God's Word does reveal that initially there was no physical creation—no earth, no solar system, no galaxies. The apostle Paul describes this as "before time began" (Titus 1:2). Then, by divine command, God created the universe.
Science tells us something similar. "These days most cosmologists and astronomers back the theory that there was indeed a creation ... when the physical universe burst into existence in an awesome explosion popularly known as the ‘big bang' ... The universe did not always exist" (Paul Davies, God and the New Physics, 1983, pp. 10-11, emphasis added).
Both of these accounts, one from science and one from the Bible, speak of an instantaneous origin of the physical creation. (To learn more, download or request our free booklets Life's Ultimate Question: Does God Exist? and Creation or Evolution: Does It Really Matter What You Believe?)
Why was the universe created?
Science cannot of itself tell us why the earth and the physical creation exist. Wrote Carl Sagan: "Why it happened is the greatest mystery we know. That it happened is reasonably clear" (Cosmos, 1980, p. 246).
But the Bible tells us why! "You are worthy, O Lord, to receive glory and honor and power; for You created all things, and by Your will they exist and were created" (Revelation 4:11). Psalm 115:16 adds, "The heaven, even the heavens, are the Lord's; but the earth He has given to the children of men."

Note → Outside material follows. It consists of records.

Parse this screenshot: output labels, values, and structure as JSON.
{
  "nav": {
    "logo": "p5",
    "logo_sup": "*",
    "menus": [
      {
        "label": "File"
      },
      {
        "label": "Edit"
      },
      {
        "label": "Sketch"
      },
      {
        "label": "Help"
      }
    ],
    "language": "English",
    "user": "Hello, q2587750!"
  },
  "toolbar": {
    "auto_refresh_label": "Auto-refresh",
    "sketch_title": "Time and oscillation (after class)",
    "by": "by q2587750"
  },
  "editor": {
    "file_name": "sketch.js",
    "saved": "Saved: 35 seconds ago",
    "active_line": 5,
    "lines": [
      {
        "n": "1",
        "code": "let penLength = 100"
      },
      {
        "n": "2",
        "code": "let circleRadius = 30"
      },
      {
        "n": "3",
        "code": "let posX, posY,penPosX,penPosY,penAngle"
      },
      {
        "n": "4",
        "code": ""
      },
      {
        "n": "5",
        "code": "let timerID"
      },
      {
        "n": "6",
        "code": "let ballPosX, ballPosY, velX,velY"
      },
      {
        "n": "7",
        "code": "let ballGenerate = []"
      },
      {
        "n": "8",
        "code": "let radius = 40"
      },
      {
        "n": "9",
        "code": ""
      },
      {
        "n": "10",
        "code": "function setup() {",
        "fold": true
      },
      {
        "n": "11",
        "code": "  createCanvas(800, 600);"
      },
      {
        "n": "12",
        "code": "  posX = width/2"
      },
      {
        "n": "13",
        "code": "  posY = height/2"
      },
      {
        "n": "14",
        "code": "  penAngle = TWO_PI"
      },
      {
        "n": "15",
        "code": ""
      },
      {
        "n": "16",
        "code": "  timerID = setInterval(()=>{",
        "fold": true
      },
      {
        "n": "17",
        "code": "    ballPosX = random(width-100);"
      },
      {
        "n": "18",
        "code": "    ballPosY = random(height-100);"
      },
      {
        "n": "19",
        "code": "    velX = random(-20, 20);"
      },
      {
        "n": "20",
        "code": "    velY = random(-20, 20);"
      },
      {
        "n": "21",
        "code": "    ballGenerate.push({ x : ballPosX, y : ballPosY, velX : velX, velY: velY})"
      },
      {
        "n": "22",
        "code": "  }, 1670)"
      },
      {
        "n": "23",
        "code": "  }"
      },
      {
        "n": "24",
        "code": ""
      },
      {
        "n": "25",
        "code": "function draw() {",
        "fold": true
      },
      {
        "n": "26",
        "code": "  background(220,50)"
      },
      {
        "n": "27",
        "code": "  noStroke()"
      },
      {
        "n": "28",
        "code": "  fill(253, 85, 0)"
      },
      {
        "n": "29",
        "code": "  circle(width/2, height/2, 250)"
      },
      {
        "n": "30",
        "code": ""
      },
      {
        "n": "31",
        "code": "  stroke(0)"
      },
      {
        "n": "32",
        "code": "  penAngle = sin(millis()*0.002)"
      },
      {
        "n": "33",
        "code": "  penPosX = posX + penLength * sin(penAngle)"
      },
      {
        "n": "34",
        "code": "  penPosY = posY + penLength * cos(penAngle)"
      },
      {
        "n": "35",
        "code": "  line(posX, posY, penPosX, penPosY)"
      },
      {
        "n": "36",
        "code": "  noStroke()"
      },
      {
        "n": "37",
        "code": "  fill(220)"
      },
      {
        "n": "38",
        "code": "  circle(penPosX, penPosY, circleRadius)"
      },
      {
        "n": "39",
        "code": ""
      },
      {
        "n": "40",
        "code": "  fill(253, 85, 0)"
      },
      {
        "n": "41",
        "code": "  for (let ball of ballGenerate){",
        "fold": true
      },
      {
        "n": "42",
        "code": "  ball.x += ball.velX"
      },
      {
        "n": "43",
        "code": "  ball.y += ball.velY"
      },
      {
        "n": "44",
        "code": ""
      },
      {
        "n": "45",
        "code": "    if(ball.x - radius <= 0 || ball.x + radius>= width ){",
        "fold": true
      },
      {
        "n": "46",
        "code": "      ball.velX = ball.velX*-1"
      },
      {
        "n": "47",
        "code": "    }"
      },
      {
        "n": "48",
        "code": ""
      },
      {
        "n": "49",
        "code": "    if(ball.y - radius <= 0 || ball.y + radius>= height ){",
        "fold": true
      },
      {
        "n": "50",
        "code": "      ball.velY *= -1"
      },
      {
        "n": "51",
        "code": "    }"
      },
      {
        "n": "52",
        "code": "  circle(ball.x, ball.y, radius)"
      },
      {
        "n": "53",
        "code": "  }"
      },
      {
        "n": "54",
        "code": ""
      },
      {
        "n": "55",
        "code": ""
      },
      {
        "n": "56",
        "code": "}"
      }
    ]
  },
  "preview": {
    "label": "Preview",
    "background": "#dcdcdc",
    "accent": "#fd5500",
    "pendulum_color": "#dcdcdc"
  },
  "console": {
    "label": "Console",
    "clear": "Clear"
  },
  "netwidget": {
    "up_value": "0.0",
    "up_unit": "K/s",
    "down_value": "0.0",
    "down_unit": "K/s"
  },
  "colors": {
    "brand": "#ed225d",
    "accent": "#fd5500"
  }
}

God created all things. He set aside the earth as a place of habitation for man, for the working out of His purpose. His plan is ultimately to bring "many sons to glory" (Hebrews 2:10), to offer sonship to all people through His Son Jesus Christ. This is the reason God brought the creation into existence by His command. The Bible explains God's plan in considerable detail—as well as that plan's implications for us. (For a more complete explanation, request or download our free booklet What Is Your Destiny?)
The Bible holds true in its description of the origin of all things. In response to the statement that God in the beginning created the heavens and the earth, one skeptical scientist stated, "But no one was there to see it" (Davies, p. 9). Not true—God and His angels were there. No human being there was to refute it, and there is no one who can refute it today. No man or woman has disproved the Bible. But there is a mountain of evidence to show it is true.